Khadijeh Keshavarz - Iran

Née en 1973 à Dashtestan, Bushehr, en Iran, Khadijeh Keshavarz a obtenu son doctorat en sociologie à l’École des Hautes Études en Sciences sociales à Paris en 2013. Ses recherches portent sur le mouvement des femmes en Iran et surtout les femmes dans le monde universitaire. Elle est chercheuse à l’Institut d’études culturelles et sociales du Ministère des Sciences, des Recherches et Technologies à Téhéran depuis 2016. Parmi ses nombreuses publications, on peut citer « Les nouveaux féminismes en Iran ; le mouvement des femmes de 1989 à 2009 » chez l’Harmattan paru en 2015.

 

Les études menées ces dernières années montrent que malgré la présence historique des femmes comme enseignantes-chercheuses dans l’enseignement supérieur en Iran, l’écart basé sur le genre subsiste. Une recherche qualitative menée sur les enseignantes de deux universités iraniennes montre que les défis majeurs à relever sont la persistance des procédures discriminatoires et la difficulté de leur promotion. Le récit de ces femmes montre que leur volonté de conciliation entre la vie privée et le travail affecte fortement leur vie professionnelle (Keshavarz, 2018). Cette conciliation est encore plus difficile à établir pour les mères de jeunes enfants. En analysant les résultats de cette recherche, on peut dire que la stricte division du travail entre hommes et femmes qui positionne la femme comme unique responsable des corvées domestiques et de la garde des enfants, est mise en cause chez la plupart de ces universitaires ; elles insistent sur la difficulté de mise en œuvre de cette conciliation qui en résulte. Elles acceptent toutefois le fait de prendre en charge une partie importante de la gestion du foyer et des enfants. On trouve ainsi dans leurs récits la coïncidence – et le conflit entre la nécessité de s’investir à la fois dans la vie professionnelle et dans la vie privée pendant les premières années de leur entrée dans la vie académique.

Dans cet article, après avoir interviewé des enseignantes-chercheuses en avril 2020, j’ai tenté d’exposer les effets de la pandémie du coronavirus et du confinement sur leur vie professionnelle, ressentis dans leur espace privé pendant le confinement.

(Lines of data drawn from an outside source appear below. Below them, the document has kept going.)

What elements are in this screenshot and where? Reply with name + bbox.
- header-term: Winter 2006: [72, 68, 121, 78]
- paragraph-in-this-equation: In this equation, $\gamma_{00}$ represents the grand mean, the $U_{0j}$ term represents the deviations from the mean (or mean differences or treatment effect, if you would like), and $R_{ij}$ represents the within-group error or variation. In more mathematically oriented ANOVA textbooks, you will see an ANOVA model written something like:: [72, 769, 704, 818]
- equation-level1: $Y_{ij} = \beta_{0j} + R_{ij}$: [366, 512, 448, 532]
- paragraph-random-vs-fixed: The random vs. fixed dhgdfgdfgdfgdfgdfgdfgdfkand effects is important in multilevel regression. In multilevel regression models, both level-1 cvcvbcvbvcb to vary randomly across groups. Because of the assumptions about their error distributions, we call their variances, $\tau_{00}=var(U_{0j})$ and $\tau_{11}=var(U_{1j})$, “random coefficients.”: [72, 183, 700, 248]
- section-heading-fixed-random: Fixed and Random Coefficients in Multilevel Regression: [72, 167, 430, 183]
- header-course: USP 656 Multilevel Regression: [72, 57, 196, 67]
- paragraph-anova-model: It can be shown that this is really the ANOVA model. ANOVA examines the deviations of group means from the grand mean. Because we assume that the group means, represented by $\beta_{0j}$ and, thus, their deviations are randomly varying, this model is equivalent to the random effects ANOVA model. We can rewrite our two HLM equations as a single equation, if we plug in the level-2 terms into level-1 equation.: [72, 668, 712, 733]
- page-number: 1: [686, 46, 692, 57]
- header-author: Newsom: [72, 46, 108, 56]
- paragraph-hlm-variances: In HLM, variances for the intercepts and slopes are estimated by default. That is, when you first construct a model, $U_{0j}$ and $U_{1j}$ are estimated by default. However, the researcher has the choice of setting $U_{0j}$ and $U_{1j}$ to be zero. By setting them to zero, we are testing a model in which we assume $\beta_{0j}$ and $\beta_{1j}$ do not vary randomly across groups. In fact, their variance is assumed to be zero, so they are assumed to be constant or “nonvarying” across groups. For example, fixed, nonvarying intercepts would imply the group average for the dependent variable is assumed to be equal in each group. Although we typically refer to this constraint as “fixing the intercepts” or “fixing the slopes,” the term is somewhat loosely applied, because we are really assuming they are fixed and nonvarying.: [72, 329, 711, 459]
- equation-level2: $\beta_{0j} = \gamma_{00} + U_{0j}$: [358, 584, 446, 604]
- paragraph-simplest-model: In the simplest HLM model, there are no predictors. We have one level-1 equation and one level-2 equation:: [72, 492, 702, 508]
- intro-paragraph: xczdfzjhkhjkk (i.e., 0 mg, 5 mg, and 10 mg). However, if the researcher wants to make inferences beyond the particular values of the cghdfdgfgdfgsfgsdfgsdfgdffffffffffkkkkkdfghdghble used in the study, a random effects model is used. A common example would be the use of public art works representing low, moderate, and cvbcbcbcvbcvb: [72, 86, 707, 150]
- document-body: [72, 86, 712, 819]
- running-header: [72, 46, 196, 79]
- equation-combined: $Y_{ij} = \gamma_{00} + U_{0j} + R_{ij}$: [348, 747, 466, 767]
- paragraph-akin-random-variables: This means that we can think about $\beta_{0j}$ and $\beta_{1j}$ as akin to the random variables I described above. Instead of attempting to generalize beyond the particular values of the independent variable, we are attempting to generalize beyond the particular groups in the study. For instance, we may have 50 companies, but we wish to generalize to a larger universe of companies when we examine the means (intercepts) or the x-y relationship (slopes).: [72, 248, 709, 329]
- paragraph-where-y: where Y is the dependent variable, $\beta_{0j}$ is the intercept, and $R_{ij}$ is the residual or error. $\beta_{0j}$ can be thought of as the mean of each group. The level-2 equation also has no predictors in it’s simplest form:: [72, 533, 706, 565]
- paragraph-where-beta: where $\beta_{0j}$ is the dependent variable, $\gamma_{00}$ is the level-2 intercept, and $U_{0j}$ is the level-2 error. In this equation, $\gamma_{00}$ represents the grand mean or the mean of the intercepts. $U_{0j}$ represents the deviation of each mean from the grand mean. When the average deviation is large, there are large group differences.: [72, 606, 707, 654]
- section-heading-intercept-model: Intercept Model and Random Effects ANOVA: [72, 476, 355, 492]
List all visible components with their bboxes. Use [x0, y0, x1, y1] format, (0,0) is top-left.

Cours en ligne et souci d’une qualité d’enseignement

Après la fermeture des écoles et des universités à partir du 15 février 2020 en Iran comme sur une bonne partie de la planète assiégée par le coronavirus, ces établissements ont été obligés de mettre en place des cours en ligne. L’inquiétude concernant le renforcement des inégalités éducatives par l’enseignement en ligne était partagée par beaucoup d’enseignants et d’experts dans le monde. L’accès à un ordinateur, l’internet, savoir utiliser les plateformes et avoir suffisamment de place à la maison pour suivre ces cours ont été et demeurent des problèmes qui rendent l’enseignement profondément inégalitaire pour les élèves et les étudiants.

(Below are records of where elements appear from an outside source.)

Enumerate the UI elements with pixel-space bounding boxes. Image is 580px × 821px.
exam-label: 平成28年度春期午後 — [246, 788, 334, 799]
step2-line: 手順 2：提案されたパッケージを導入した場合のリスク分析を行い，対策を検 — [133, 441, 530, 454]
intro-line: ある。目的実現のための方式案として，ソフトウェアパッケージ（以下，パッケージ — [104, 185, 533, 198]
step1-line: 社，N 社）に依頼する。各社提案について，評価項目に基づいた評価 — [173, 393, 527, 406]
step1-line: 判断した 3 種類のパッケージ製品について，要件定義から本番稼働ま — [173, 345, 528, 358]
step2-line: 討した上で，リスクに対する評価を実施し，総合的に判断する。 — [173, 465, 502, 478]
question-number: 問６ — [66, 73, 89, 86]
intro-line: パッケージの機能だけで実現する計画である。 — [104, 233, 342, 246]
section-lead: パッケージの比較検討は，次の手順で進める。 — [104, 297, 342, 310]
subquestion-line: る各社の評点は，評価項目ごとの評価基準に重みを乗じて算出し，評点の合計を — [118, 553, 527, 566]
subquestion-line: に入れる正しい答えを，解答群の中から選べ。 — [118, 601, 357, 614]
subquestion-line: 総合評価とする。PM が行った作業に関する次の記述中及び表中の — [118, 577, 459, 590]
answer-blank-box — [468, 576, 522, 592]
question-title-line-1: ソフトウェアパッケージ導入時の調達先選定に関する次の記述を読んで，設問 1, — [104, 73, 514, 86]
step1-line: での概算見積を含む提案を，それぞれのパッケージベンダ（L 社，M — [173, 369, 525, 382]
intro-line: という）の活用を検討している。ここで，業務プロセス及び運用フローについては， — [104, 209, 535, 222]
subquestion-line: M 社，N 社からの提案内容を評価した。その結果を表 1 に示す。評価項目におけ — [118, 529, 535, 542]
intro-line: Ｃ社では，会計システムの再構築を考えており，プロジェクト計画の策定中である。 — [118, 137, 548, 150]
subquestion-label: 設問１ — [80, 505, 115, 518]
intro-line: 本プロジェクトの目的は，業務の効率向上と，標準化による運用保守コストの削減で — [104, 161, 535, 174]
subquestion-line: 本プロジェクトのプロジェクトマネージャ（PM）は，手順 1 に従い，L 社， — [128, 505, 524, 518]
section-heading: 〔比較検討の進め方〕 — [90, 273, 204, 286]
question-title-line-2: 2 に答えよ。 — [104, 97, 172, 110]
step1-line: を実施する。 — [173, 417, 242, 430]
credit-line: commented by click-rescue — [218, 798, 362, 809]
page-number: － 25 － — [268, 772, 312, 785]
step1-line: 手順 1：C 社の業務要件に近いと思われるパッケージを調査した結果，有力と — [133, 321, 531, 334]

Des rapports mondiaux montrent que l’enseignement supérieur n’était nullement préparé à s’organiser en ligne, ce qui est surtout le cas pour les universités et facultés plus modestes. (Bevins et al., 2020). La situation a accentué l’inégalité du niveau éducatif entre les universités de Téhéran et celles des provinces. Les difficultés varient selon la spécialité des étudiants. Le manque d’accès aux réseaux d’internet rapide et le niveau variable d’implication personnelle rendent bien problématique ce type d’enseignement pour les étudiants comme pour leurs professeurs. Globalement, les enseignantes interviewées dans cet article ne sont pas satisfaites de leur expérience. Elles déclarent qu’en dépit des efforts fournis à la préparation des cours, leur présentation en ligne n’est pas efficace ; c’est le mode d’échange entre les étudiants et l’enseignant qui ont le plus pâti de cet arrangement.

Une réconciliation impossible entre vie académique et vie privée

Certaines études insistent sur la différence des vécus des hommes et des femmes durant cette période et des tensions créées par la gestion simultanée de la famille et du travail, regroupées au domicile ainsi que le retentissement sur leur vie professionnelle en tant que chercheurs, (Barbier et Fusulier, 2016). Une étude menée dans un institut scientifique belge indique que pour les mères chercheuses plus que pour les pères chercheurs, la difficulté de concilier travail et famille constitue une raison pour rechercher un autre emploi. De plus, comparé aux pères, les mères ont moins d’espoir et de confiance en elles-mêmes en ce qui concerne la possibilité d’atteindre un poste stable à l’université.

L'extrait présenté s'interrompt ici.